Thanks mate. If I can get mine looking half as good as you have got that beemer looking I'll be a happy man.


----------



## 3976 (Nov 20, 2006)

Excellent results!



204driver said:


> All the BMW colours have that problem with the bumpers. I think it's because the bumpers are painted with a different type of more flexible paint and also delivered to the production line pre finished and not painted with the rest of the car. My white m135i has the same issue. Also noticed it with other makes.


Surely it is just the different look of the paint when applied to plastic (bumpers) rather than metal (bodywork)? It happens a lot on Renaults and Audis too.


----------



## S9XLY (Dec 11, 2012)

That's absolutely fantastic! Great work! Lovely car and colour


----------



## Derekh929 (Aug 28, 2011)

Looks fantastic


----------



## Patr1ck (Mar 10, 2013)

204driver said:


> All the BMW colours have that problem with the bumpers. I think it's because the bumpers are painted with a different type of more flexible paint and also delivered to the production line pre finished and not painted with the rest of the car. My white m135i has the same issue. Also noticed it with other makes.

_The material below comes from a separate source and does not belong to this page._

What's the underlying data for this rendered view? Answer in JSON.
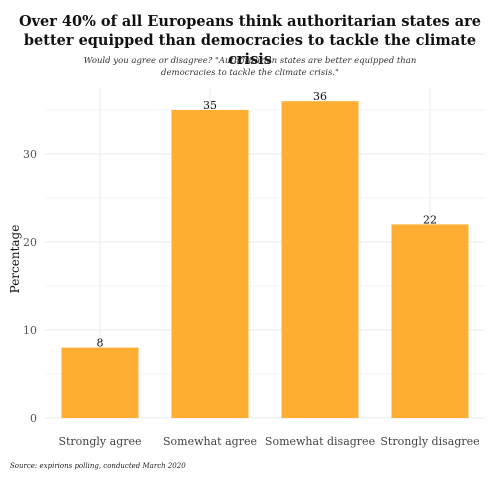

The reason why bumpers and body work tend to have what appears like two different shades is because of the different surface materials in which the paint is being applied to.

Basically you will notice it more on a Metallic colour...... Let me explain.....

Metallic paint obviously has tiny metal particles and the metal body work will have a slight static charge that cause these metal particles to stand up on end whereas with the plastic surface you don't get the same reaction.

Hope his helps


----------